Und so heißt es wohltönend im neuen Nachhaltigkeitsbericht des Energiekonzerns RWE: "Klimaschutz und Klimaschutzmaßnahmen sind wesentlicher Teil unserer Unternehmensstrategie". Der rheinische Betreiber von Braunkohletagebau und Braunkohlekraftwerken zeigt sich in dem Papier von einer eher überraschenden Seite. Man verfolge eine "Biodiversitäts-Policy", ergreife "adäquate Naturschutzmaßnahmen", gehe "Rekultivierungstätigkeiten" nach, habe einen "landschaftsökologischen Ausgleichsanspruch" und überhaupt: dem Unternehmen böten sich "Chancen zur Aufwertung ökologischer Gegebenheiten."
Rheinisches Braunkohlerevier: Eine der größten CO2-Quellen
RWE - das ist der Energieerzeuger, der im Oktober den Hambacher Wald roden will, um den Braunkohletagebau zu erweitern.

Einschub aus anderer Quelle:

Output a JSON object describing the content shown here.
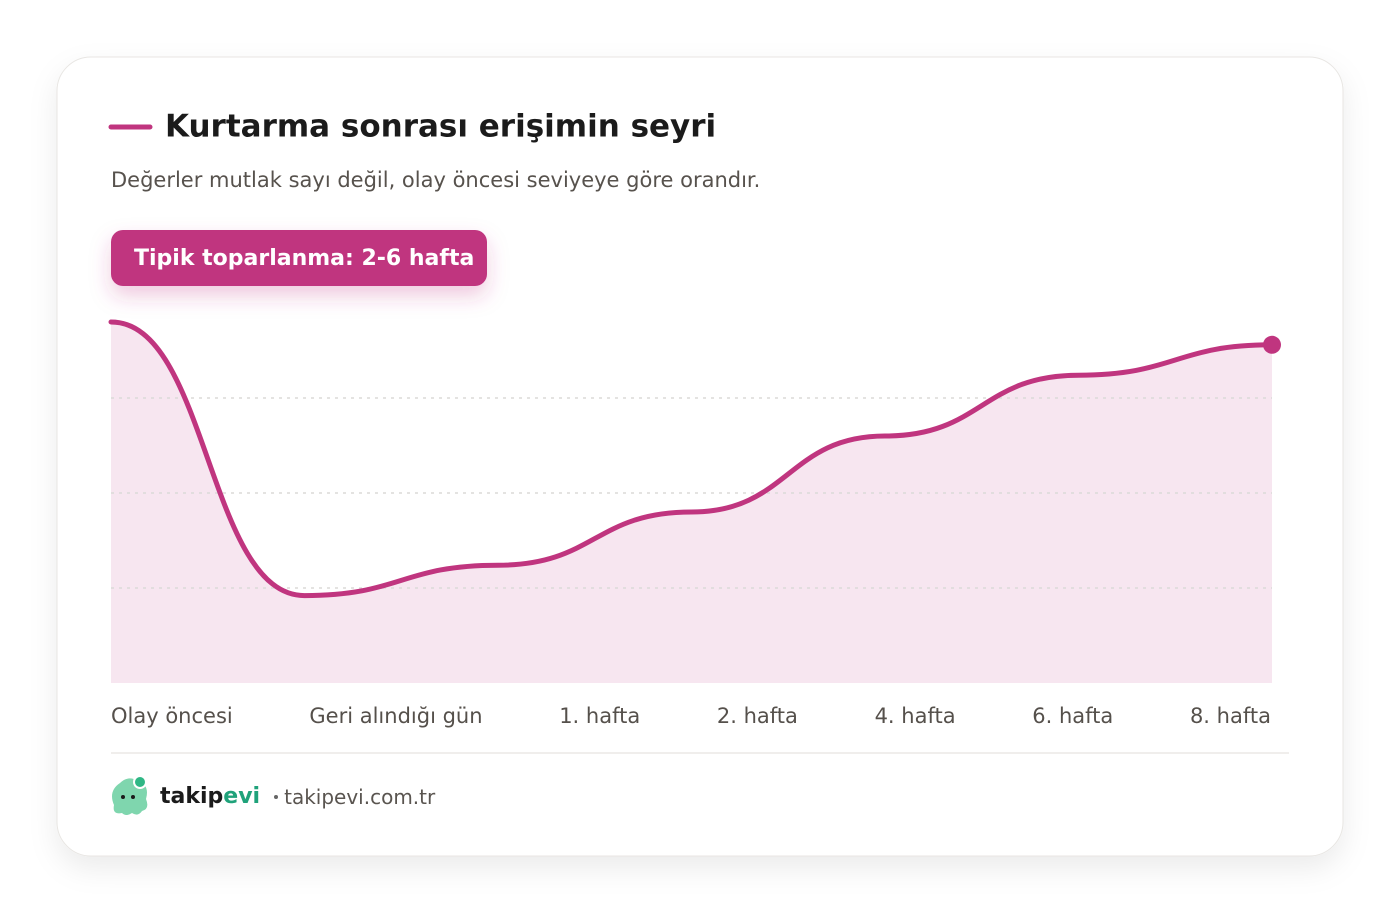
{
  "chart_data": {
    "type": "area",
    "title": "Kurtarma sonrası erişimin seyri",
    "subtitle": "Değerler mutlak sayı değil, olay öncesi seviyeye göre orandır.",
    "categories": [
      "Olay öncesi",
      "Geri alındığı gün",
      "1. hafta",
      "2. hafta",
      "4. hafta",
      "6. hafta",
      "8. hafta"
    ],
    "values": [
      95,
      23,
      31,
      45,
      65,
      81,
      89
    ],
    "color": "#c0357f",
    "fill": "#f7e6f0",
    "ylim": [
      0,
      100
    ],
    "yticks": [
      25,
      50,
      75
    ],
    "grid": true
  },
  "badge": "Tipik toparlanma: 2-6 hafta",
  "footer": {
    "brand_start": "takip",
    "brand_end": "evi",
    "url": "takipevi.com.tr"
  }
}
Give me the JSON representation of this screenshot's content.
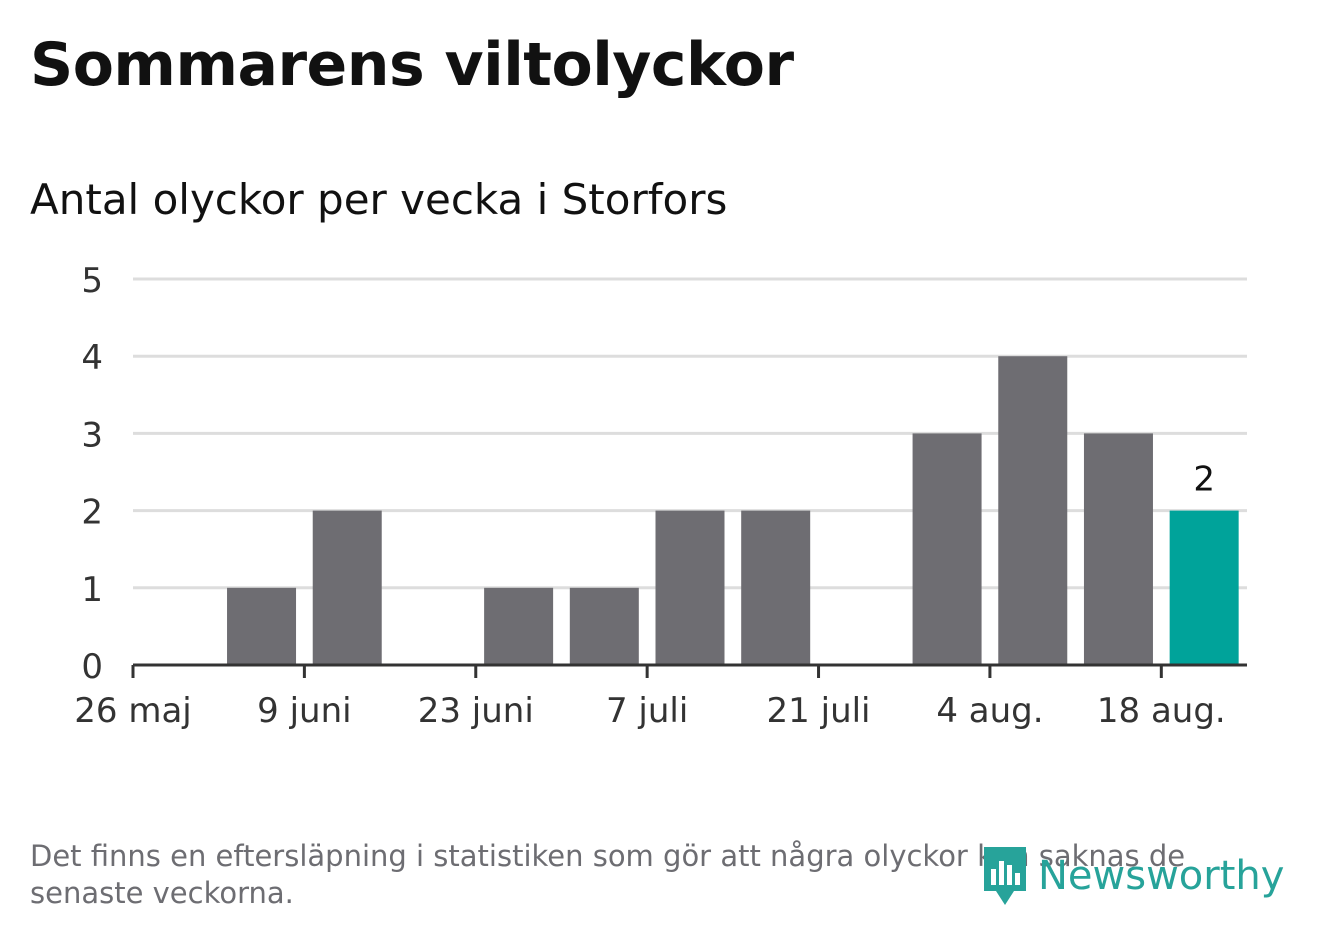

Die Abholzung sei "unvermeidlich", heißt es dazu im Nachhaltigkeitsbericht.
Man könne in der Tat von einem Stromerzeuger nicht erwarten, "dass er morgen aussteigt und bei uns die Lichter ausgehen", meint Sabine Braun. Die Chefin der Agentur "Akzente" in München berät viele große Unternehmen in Nachhaltigkeitsfragen, von Bayer bis Siemens, und eben RWE. Die Nachhaltigkeitsberaterin meint im Panorama-Interview, sie könne "nicht erkennen, dass wir versucht hätten, mit dem Thema Biodiversität das Thema CO2 zuzudecken." In der Tat: die Zahlen zu den CO2-Emissionen findet man auch im Nachhaltigkeitsbericht von RWE. 217 Millionen Tonnen des Treibhausgases hat das Unternehmen 2017 ausgestoßen. Die Braunkohle hat daran den größten Anteil. Insgesamt sind die Emissionen von RWE zwar gesunken, aber 217 Millionen Tonnen sind ein Spitzenplatz in der deutschen Industrie, und das rheinische Braunkohlerevier bleibt eine der größten CO2-Quellen Europas. Kann "Klimaschutz" dem Konzern also wirklich so wichtig sein?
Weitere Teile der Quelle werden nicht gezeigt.